AutoStoreは、倉庫内の在庫をロボットが搬送、ピッキングを行うシステム。DCは2026年1月4日に稼働。SBフレームワークスは、IT関連製品の流通、IT関連サービスの提供を行うSB C&S(株)の物流機能を担っている。主な取り扱い商材はIT関連のデバイスがメインとなる。納品先はソフトバンクショップ始め家電量販店、オンラインサイトなどだ。
菅野信義社長はAutoStoreを稼働させた理由を次のように語る。
「近年、物流費、人件費などいろいろなコストが上昇している。物流費を抑えながら提供し続けていくために数年前から検討していた」
また、「コストダウンだけでなく、省力化と物流レベルを上げていく取り組みの一環。今回のポイントは入荷から出荷までの一連の物流工程の自動化です」。
設備はソフトバンクロボティクス(株)のサポートを受けている。同社がAIを活用したロボット技術の開発および提供にあたった、その技術は飲食、小売りの現場で導入が進んでいる。
このDCでは、入荷から保管スペースまで搬送する自動フォークリフト、グリッドと呼ぶ保管スペースに送り込むピッキングロボットの2種の機器が導入されていて、順次稼働予定だ。

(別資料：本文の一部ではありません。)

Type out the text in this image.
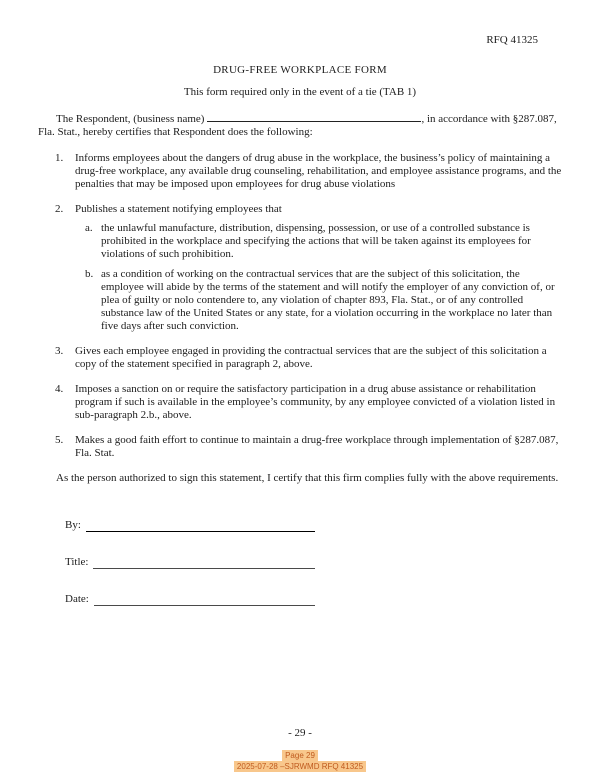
RFQ 41325
DRUG-FREE WORKPLACE FORM
This form required only in the event of a tie (TAB 1)

The Respondent, (business name)	, in accordance with §287.087, Fla. Stat., hereby certifies that Respondent does the following:

1.	Informs employees about the dangers of drug abuse in the workplace, the business’s policy of maintaining a drug-free workplace, any available drug counseling, rehabilitation, and employee assistance programs, and the penalties that may be imposed upon employees for drug abuse violations
2.	Publishes a statement notifying employees that
a. the unlawful manufacture, distribution, dispensing, possession, or use of a controlled substance is prohibited in the workplace and specifying the actions that will be taken against its employees for violations of such prohibition.
b. as a condition of working on the contractual services that are the subject of this solicitation, the employee will abide by the terms of the statement and will notify the employer of any conviction of, or plea of guilty or nolo contendere to, any violation of chapter 893, Fla. Stat., or of any controlled substance law of the United States or any state, for a violation occurring in the workplace no later than five days after such conviction.
3.	Gives each employee engaged in providing the contractual services that are the subject of this solicitation a copy of the statement specified in paragraph 2, above.
4.	Imposes a sanction on or require the satisfactory participation in a drug abuse assistance or rehabilitation program if such is available in the employee’s community, by any employee convicted of a violation listed in sub-paragraph 2.b., above.
5.	Makes a good faith effort to continue to maintain a drug-free workplace through implementation of §287.087, Fla. Stat.

As the person authorized to sign this statement, I certify that this firm complies fully with the above requirements.

By:
Title:
Date:
- 29 -
Page 29
2025-07-28 –SJRWMD RFQ 41325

フォークリフトはBALYO社製の自動フォークリフトで国際的な安全規格に準拠していて、高い安全性をもつ。また狭い通路への対応、最大揚高17mまでのパレット段積みが行えるパフォーマンスが特徴。

ピッキングロボットはBerkshire Grey社製でロボットアームによるピッキングの他、グリッドに送り込む保管容器に移し替える作業を行う。

グリッドの区画を160台のロボットが移動し、商材が収納された「ビン」と呼ぶ商品の保管容器6万5000個を高速で運搬、移動をする。扱い商材は最大50万アイテム。基本的にビンに収まるサイズの商材が基本。

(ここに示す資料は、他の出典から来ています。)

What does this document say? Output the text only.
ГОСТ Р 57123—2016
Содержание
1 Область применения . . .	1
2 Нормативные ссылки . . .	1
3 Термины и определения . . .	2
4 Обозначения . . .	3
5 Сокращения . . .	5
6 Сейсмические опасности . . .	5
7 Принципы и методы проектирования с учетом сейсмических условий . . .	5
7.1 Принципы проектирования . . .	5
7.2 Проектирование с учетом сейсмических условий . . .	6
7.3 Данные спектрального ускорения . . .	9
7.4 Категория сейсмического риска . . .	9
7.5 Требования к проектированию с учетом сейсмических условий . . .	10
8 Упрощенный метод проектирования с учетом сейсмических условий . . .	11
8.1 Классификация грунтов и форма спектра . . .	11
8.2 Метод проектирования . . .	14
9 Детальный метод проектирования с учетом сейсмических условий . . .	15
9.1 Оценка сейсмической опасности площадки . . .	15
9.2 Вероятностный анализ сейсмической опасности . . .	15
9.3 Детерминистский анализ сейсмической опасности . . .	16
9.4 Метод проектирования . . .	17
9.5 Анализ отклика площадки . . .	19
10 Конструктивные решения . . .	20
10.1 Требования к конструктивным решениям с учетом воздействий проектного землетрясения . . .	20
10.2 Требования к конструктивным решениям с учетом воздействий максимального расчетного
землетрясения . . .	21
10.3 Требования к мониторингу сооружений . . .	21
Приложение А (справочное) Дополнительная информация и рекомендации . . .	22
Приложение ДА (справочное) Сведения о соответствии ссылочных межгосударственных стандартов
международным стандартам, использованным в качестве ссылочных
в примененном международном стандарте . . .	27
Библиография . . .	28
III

グリッド内の保管在庫をピッキング機能はワークステーションが担っている。
AutoStoreは世界63カ国で導入され、EC・小売り・製造など幅広い業界で利用されているが、SBフレームワークスの導入規模は国内最大級。
DCが位置する神奈川県川崎市の東扇島エリアは、東京湾岸の物流施設の一大集積地。首都高速湾岸線「東扇島IC」から至近距離にあり、東京都心部や横浜中心部への配送はもちろん、地震、災害に強い地域に認定されている。

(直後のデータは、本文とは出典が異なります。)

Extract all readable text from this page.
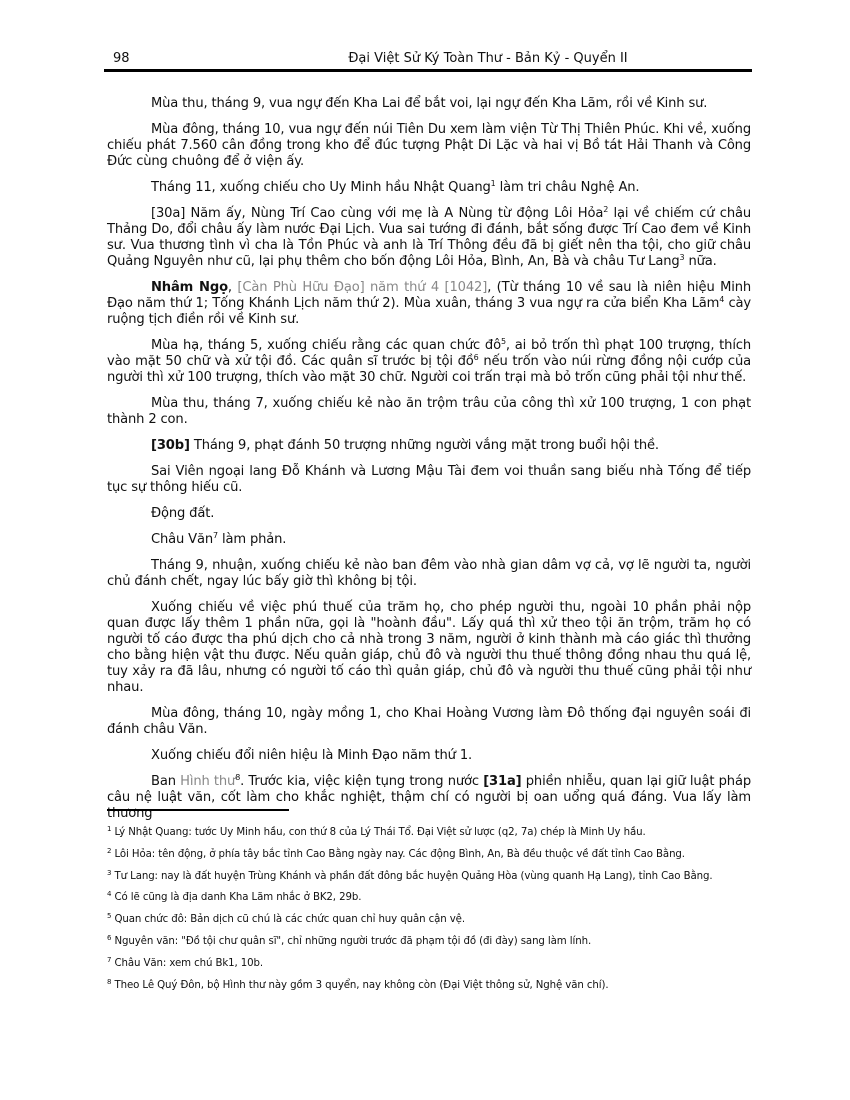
98	Đại Việt Sử Ký Toàn Thư - Bản Kỷ - Quyển II

Mùa thu, tháng 9, vua ngự đến Kha Lai để bắt voi, lại ngự đến Kha Lãm, rồi về Kinh sư.

Mùa đông, tháng 10, vua ngự đến núi Tiên Du xem làm viện Từ Thị Thiên Phúc. Khi về, xuống chiếu phát 7.560 cân đồng trong kho để đúc tượng Phật Di Lặc và hai vị Bồ tát Hải Thanh và Công Đức cùng chuông để ở viện ấy.

Tháng 11, xuống chiếu cho Uy Minh hầu Nhật Quang$^1$ làm tri châu Nghệ An.

[30a] Năm ấy, Nùng Trí Cao cùng với mẹ là A Nùng từ động Lôi Hỏa$^2$ lại về chiếm cứ châu Thảng Do, đổi châu ấy làm nước Đại Lịch. Vua sai tướng đi đánh, bắt sống được Trí Cao đem về Kinh sư. Vua thương tình vì cha là Tồn Phúc và anh là Trí Thông đều đã bị giết nên tha tội, cho giữ châu Quảng Nguyên như cũ, lại phụ thêm cho bốn động Lôi Hỏa, Bình, An, Bà và châu Tư Lang$^3$ nữa.

Nhâm Ngọ, [Càn Phù Hữu Đạo] năm thứ 4 [1042], (Từ tháng 10 về sau là niên hiệu Minh Đạo năm thứ 1; Tống Khánh Lịch năm thứ 2). Mùa xuân, tháng 3 vua ngự ra cửa biển Kha Lãm$^4$ cày ruộng tịch điền rồi về Kinh sư.

Mùa hạ, tháng 5, xuống chiếu rằng các quan chức $đô^5$, ai bỏ trốn thì phạt 100 trượng, thích vào mặt 50 chữ và xử tội đồ. Các quân sĩ trước bị tội đồ$^6$ nếu trốn vào núi rừng đồng nội cướp của người thì xử 100 trượng, thích vào mặt 30 chữ. Người coi trấn trại mà bỏ trốn cũng phải tội như thế.

Mùa thu, tháng 7, xuống chiếu kẻ nào ăn trộm trâu của công thì xử 100 trượng, 1 con phạt thành 2 con.

[30b] Tháng 9, phạt đánh 50 trượng những người vắng mặt trong buổi hội thề.

Sai Viên ngoại lang Đỗ Khánh và Lương Mậu Tài đem voi thuần sang biếu nhà Tống để tiếp tục sự thông hiếu cũ.

Động đất.

Châu Văn$^7$ làm phản.

Tháng 9, nhuận, xuống chiếu kẻ nào ban đêm vào nhà gian dâm vợ cả, vợ lẽ người ta, người chủ đánh chết, ngay lúc bấy giờ thì không bị tội.

Xuống chiếu về việc phú thuế của trăm họ, cho phép người thu, ngoài 10 phần phải nộp quan được lấy thêm 1 phần nữa, gọi là "hoành đầu". Lấy quá thì xử theo tội ăn trộm, trăm họ có người tố cáo được tha phú dịch cho cả nhà trong 3 năm, người ở kinh thành mà cáo giác thì thưởng cho bằng hiện vật thu được. Nếu quản giáp, chủ đô và người thu thuế thông đồng nhau thu quá lệ, tuy xảy ra đã lâu, nhưng có người tố cáo thì quản giáp, chủ đô và người thu thuế cũng phải tội như nhau.

Mùa đông, tháng 10, ngày mồng 1, cho Khai Hoàng Vương làm Đô thống đại nguyên soái đi đánh châu Văn.

Xuống chiếu đổi niên hiệu là Minh Đạo năm thứ 1.

Ban Hình thư$^8$. Trước kia, việc kiện tụng trong nước [31a] phiền nhiễu, quan lại giữ luật pháp câu nệ luật văn, cốt làm cho khắc nghiệt, thậm chí có người bị oan uổng quá đáng. Vua lấy làm thương

$^1$ Lý Nhật Quang: tước Uy Minh hầu, con thứ 8 của Lý Thái Tổ. Đại Việt sử lược (q2, 7a) chép là Minh Uy hầu.
$^2$ Lôi Hỏa: tên động, ở phía tây bắc tỉnh Cao Bằng ngày nay. Các động Bình, An, Bà đều thuộc về đất tỉnh Cao Bằng.
$^3$ Tư Lang: nay là đất huyện Trùng Khánh và phần đất đông bắc huyện Quảng Hòa (vùng quanh Hạ Lang), tỉnh Cao Bằng.
$^4$ Có lẽ cũng là địa danh Kha Lãm nhắc ở BK2, 29b.
$^5$ Quan chức đô: Bản dịch cũ chú là các chức quan chỉ huy quân cận vệ.
$^6$ Nguyên văn: "Đồ tội chư quân sĩ", chỉ những người trước đã phạm tội đồ (đi đày) sang làm lính.
$^7$ Châu Văn: xem chú Bk1, 10b.
$^8$ Theo Lê Quý Đôn, bộ Hình thư này gồm 3 quyển, nay không còn (Đại Việt thông sử, Nghệ văn chí).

「首都圏に物流拠点を配置したかった。また、AutoStoreは広い区画を必要とするため、ある程度の規模が確保できる物件だった」(菅野社長)。
また、今後の取り組みについて、「立ち上げから、半年経過して運営が軌道に乗りました。ビン内の個数に応じた配置など効率改善を進めて、顧客に対する物流レベルを上げていく」(菅野社長)と語った。
ロボット機器を提供したBALYO、Berkshire Greyはソフトバンクグループ(株)の出資先企業である。「今回のDCは出資先企業の技術の実践の場です。今後、ロボット化、自動化を拡大する領域を探っていきたい」(菅野社長)と次の展開への意欲をみせる。